Veio novo prefeito, o doutor Montoro. Continuei a recolher o meio metro como fazia durante os primeiros meses, mas o prefeito ser recusou a pagar e fez uma nova concorrência. Apareceram duas empresas além da minha e fiquei em terceiro lugar. Os dois classificados não tinham área licenciada e não assumiram o serviço. O correto era o prefeito chamar o terceiro classificado. Mas, como o anterior,  descobri que ele quer destruir minha empresa. Não me pagou pelo serviço que prestei e nem me deixa trabalhar.

A prefeitura durante todo esse tempo vem recolhendo o entulho e está demonstrando que não tem competência e agilidade para tanto. A cidade está coalhada de monturos de pedras, cacos de telha, ferro retorcido, pedaços de madeira. Quando recolhe deposita o em qualquer local, cometendo crime ambiental.

O prefeito realizou outra concorrência para recolher o meio metro. Novamente, fui vencido por outras duas empresas que apareceram apenas com o intuito de melar a concorrência. Mais uma vez não assumiram o serviço porque não tinham licença. Se a concorrência tivesse propósito honesto como recomenda a lei, elas seriam desclassificadas logo na abertura dos envelopes, como determina a lei, e a minha empresa deveria, legalmente, ser considerada vencedora.

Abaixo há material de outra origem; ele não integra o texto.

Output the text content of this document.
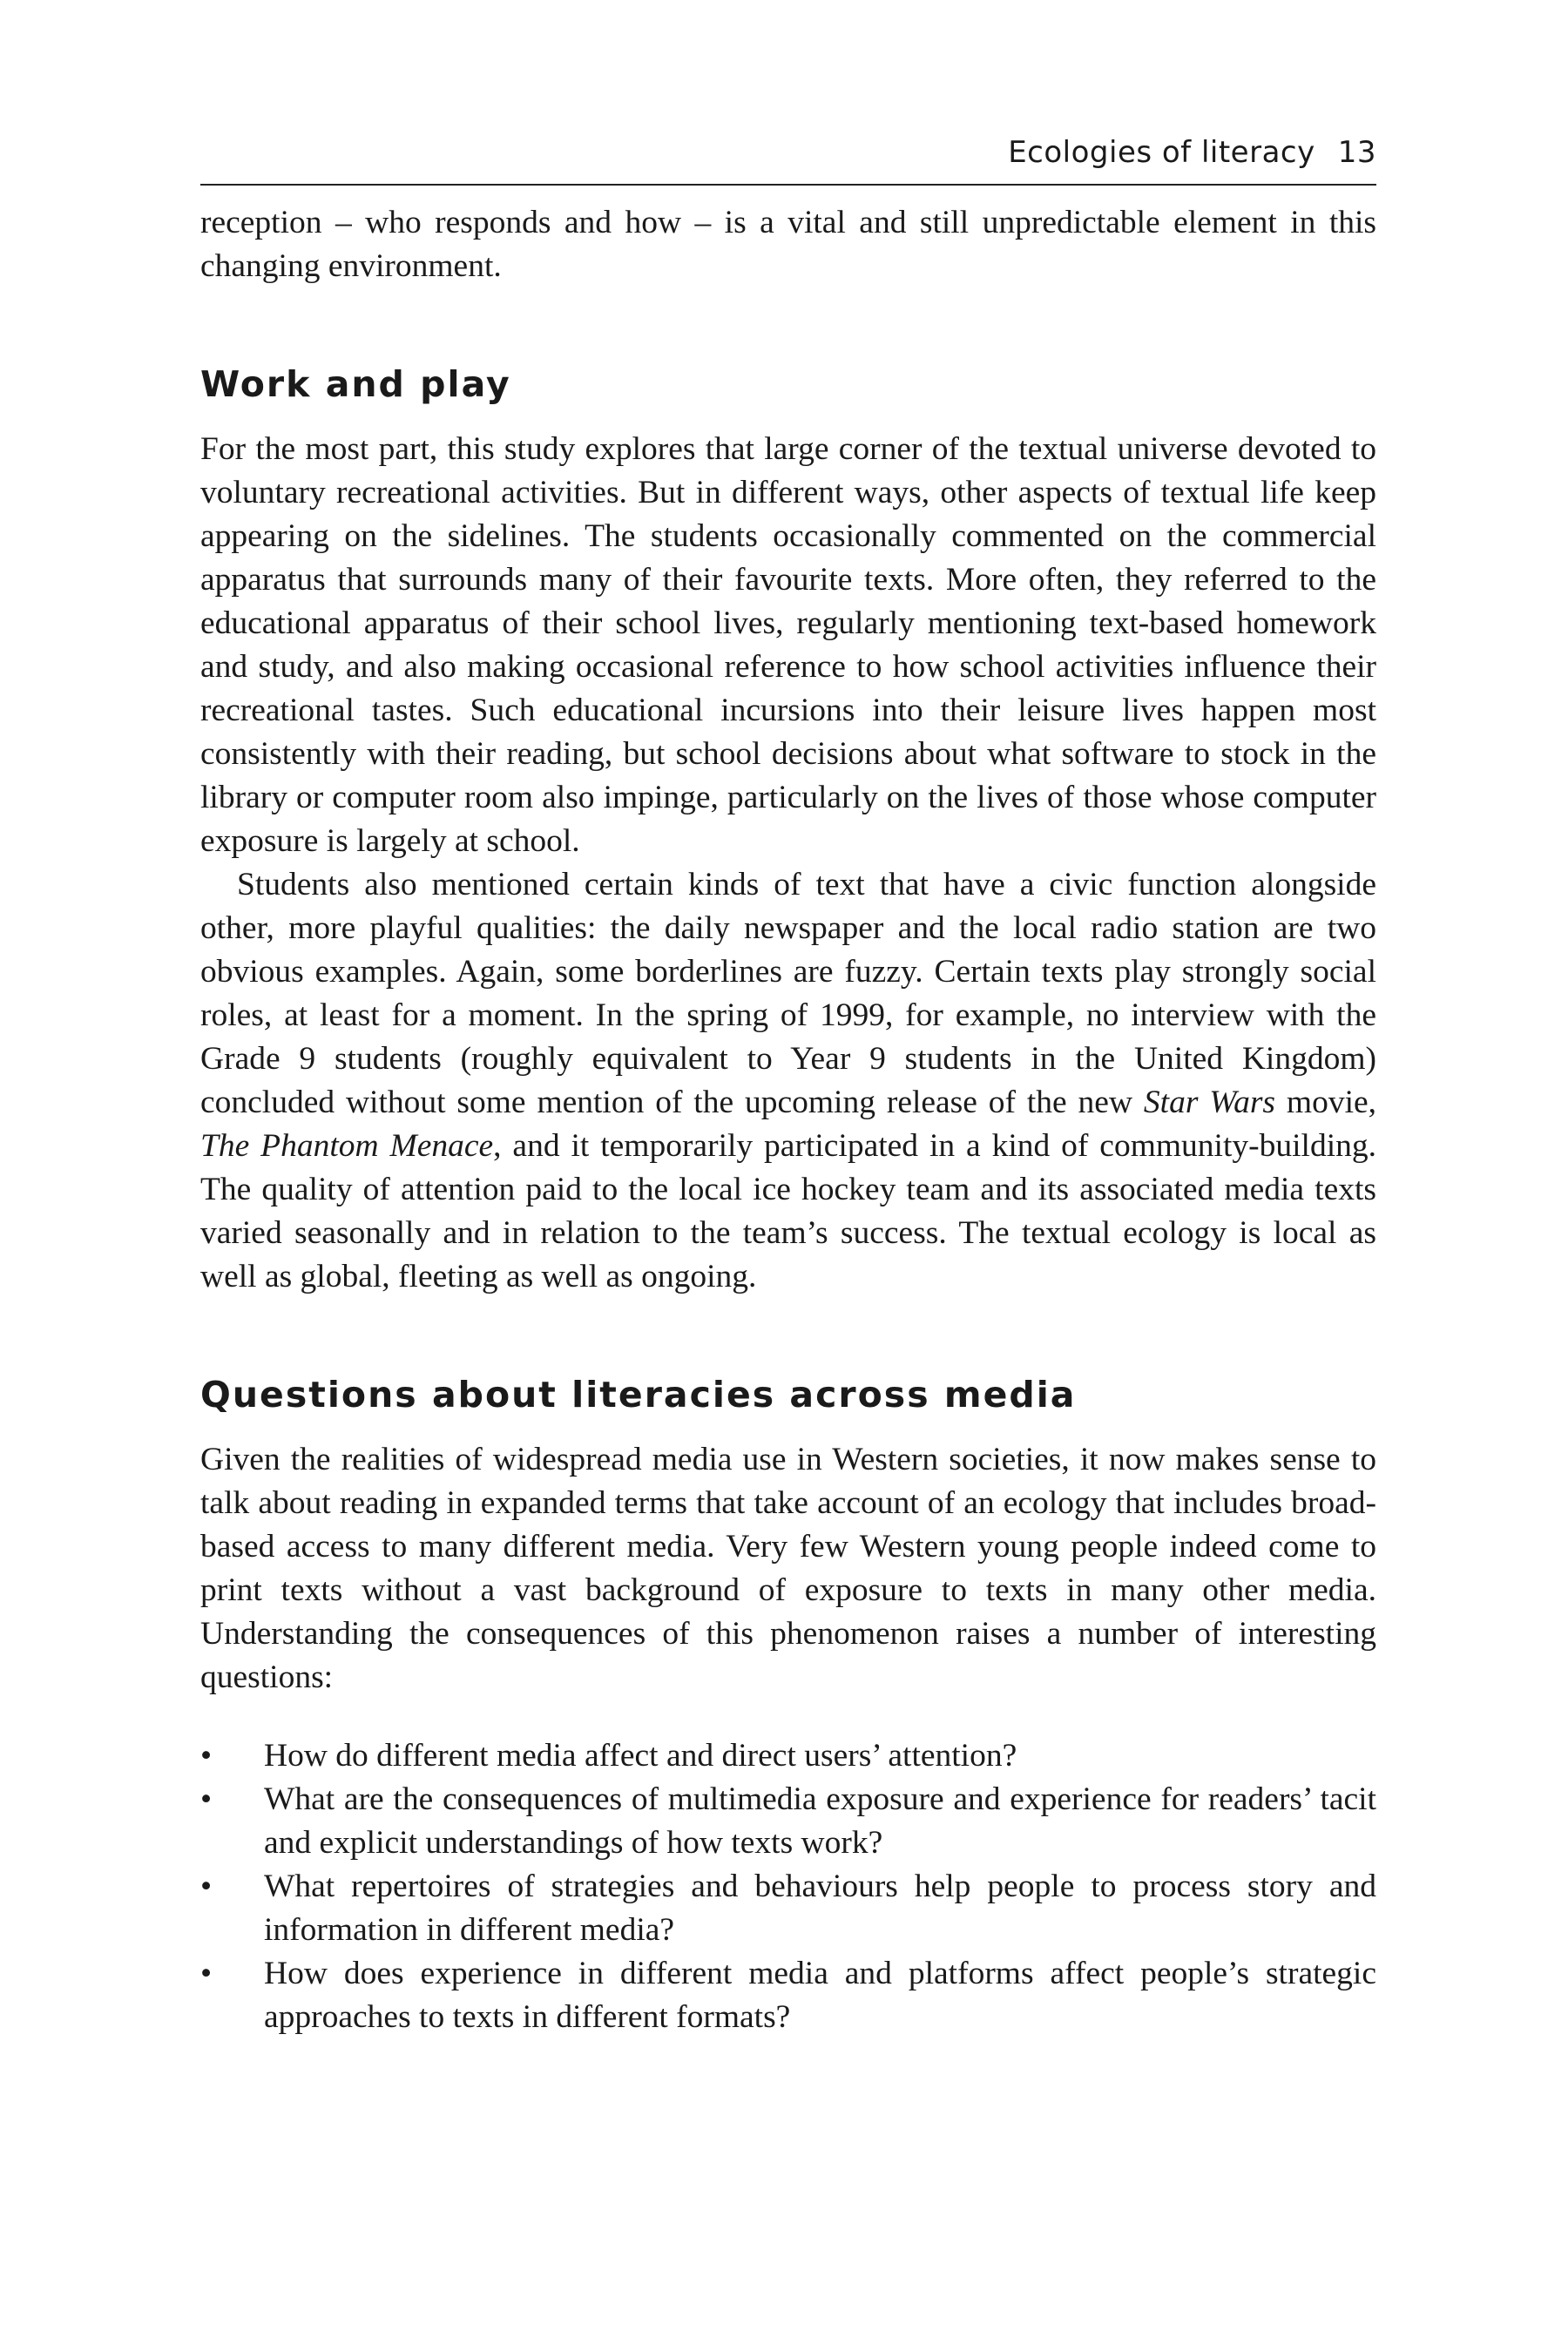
Ecologies of literacy 13

reception – who responds and how – is a vital and still unpredictable element in this changing environment.

Work and play

For the most part, this study explores that large corner of the textual universe devoted to voluntary recreational activities. But in different ways, other aspects of textual life keep appearing on the sidelines. The students occasionally commented on the commercial apparatus that surrounds many of their favourite texts. More often, they referred to the educational apparatus of their school lives, regularly mentioning text-based homework and study, and also making occasional reference to how school activities influence their recreational tastes. Such educational incursions into their leisure lives happen most consistently with their reading, but school decisions about what software to stock in the library or computer room also impinge, particularly on the lives of those whose computer exposure is largely at school.

Students also mentioned certain kinds of text that have a civic function alongside other, more playful qualities: the daily newspaper and the local radio station are two obvious examples. Again, some borderlines are fuzzy. Certain texts play strongly social roles, at least for a moment. In the spring of 1999, for example, no interview with the Grade 9 students (roughly equivalent to Year 9 students in the United Kingdom) concluded without some mention of the upcoming release of the new Star Wars movie, The Phantom Menace, and it temporarily participated in a kind of community-building. The quality of attention paid to the local ice hockey team and its associated media texts varied seasonally and in relation to the team’s success. The textual ecology is local as well as global, fleeting as well as ongoing.

Questions about literacies across media

Given the realities of widespread media use in Western societies, it now makes sense to talk about reading in expanded terms that take account of an ecology that includes broad-based access to many different media. Very few Western young people indeed come to print texts without a vast background of exposure to texts in many other media. Understanding the consequences of this phenomenon raises a number of interesting questions:

• How do different media affect and direct users’ attention?
• What are the consequences of multimedia exposure and experience for readers’ tacit and explicit understandings of how texts work?
• What repertoires of strategies and behaviours help people to process story and information in different media?
• How does experience in different media and platforms affect people’s strategic approaches to texts in different formats?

Eu não sei o que o prefeito pretende com essa perseguição medonha a mim e a minha empresa? Não sei também a quem e a qual empresa o prefeito quer beneficiar, quer favorecer?

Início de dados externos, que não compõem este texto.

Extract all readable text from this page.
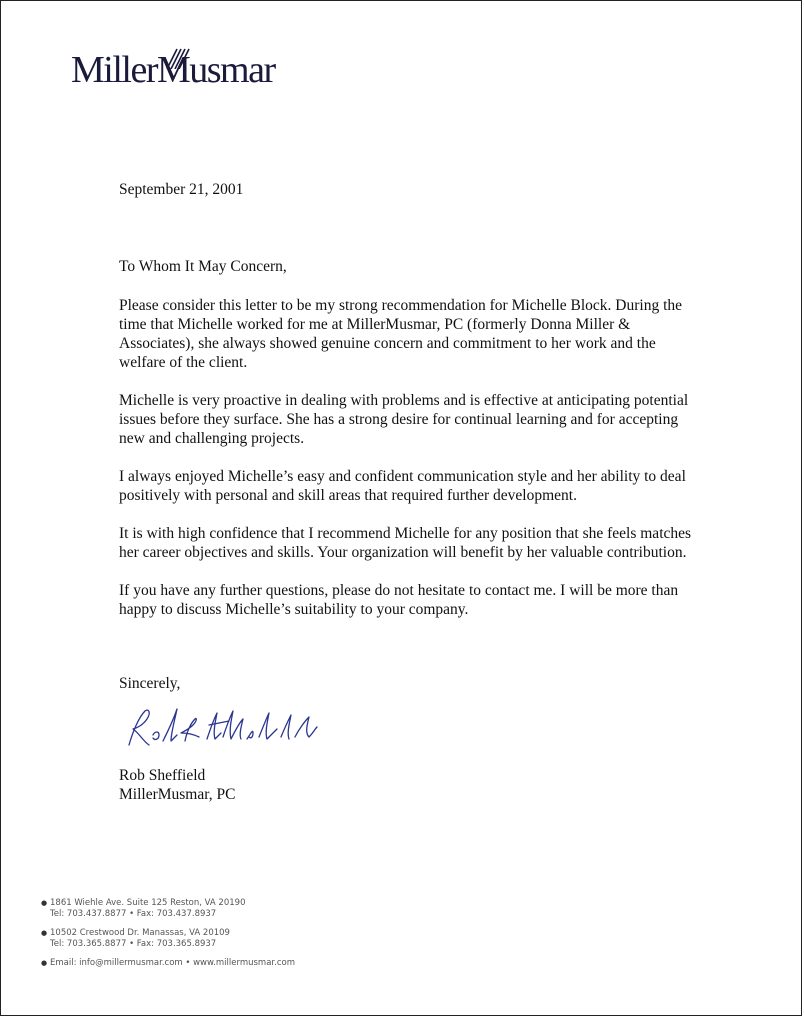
MillerMusmar
September 21, 2001
To Whom It May Concern,

Please consider this letter to be my strong recommendation for Michelle Block. During the time that Michelle worked for me at MillerMusmar, PC (formerly Donna Miller & Associates), she always showed genuine concern and commitment to her work and the welfare of the client.

Michelle is very proactive in dealing with problems and is effective at anticipating potential issues before they surface. She has a strong desire for continual learning and for accepting new and challenging projects.

I always enjoyed Michelle’s easy and confident communication style and her ability to deal positively with personal and skill areas that required further development.

It is with high confidence that I recommend Michelle for any position that she feels matches her career objectives and skills. Your organization will benefit by her valuable contribution.

If you have any further questions, please do not hesitate to contact me. I will be more than happy to discuss Michelle’s suitability to your company.

Sincerely,
Rob Sheffield
MillerMusmar, PC
● 1861 Wiehle Ave. Suite 125 Reston, VA 20190
Tel: 703.437.8877 • Fax: 703.437.8937
● 10502 Crestwood Dr. Manassas, VA 20109
Tel: 703.365.8877 • Fax: 703.365.8937
● Email: info@millermusmar.com • www.millermusmar.com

Para me prejudicar, a prefeitura tem um gasto enorme, a cidade está emporcalhada, o entulho disputa vagas de estacionamento com veículos nas ruas e o meio ambiente é severamente prejudicado, com danos irreversíveis.

Tudo seria resolvido com a revogação do decreto do meio metro. Os mais pobres não serão prejudicados, pois a lei que criou o serviço de caçamba estabelece dez caçambas  gratuitas para quem não pode pagar. Quem não pode pagar terá o serviço do mesmo jeito, sem que a prefeitura tome tamanho prejuízo retirando o entulho de graça daqueles que podem pagar. O engraçado e triste é que os mais coitadinhos, velhinhos aposentados, que não têm amigo vereador, não tem amigo prefeito, procura a empresa e paga pela caçamba.

Eu só quero justiça. Que o prefeito revogue o decreto do meio metro. Que apareçam outras empresas devidamente legalizadas e disputem o mercado. Eu quero apenas que a prefeitura não atrapalhe, não procure destruir um negócio de relevância econômica capaz de gerar emprego e renda. Um negócio de responsabilidade social e com o planeta.

Mais cedo ou mais tarde, os gestores de Monte Aprazível hão de entender que o mundo mudou. O mundo de hoje requer mais visão e menos mesquinhez política.”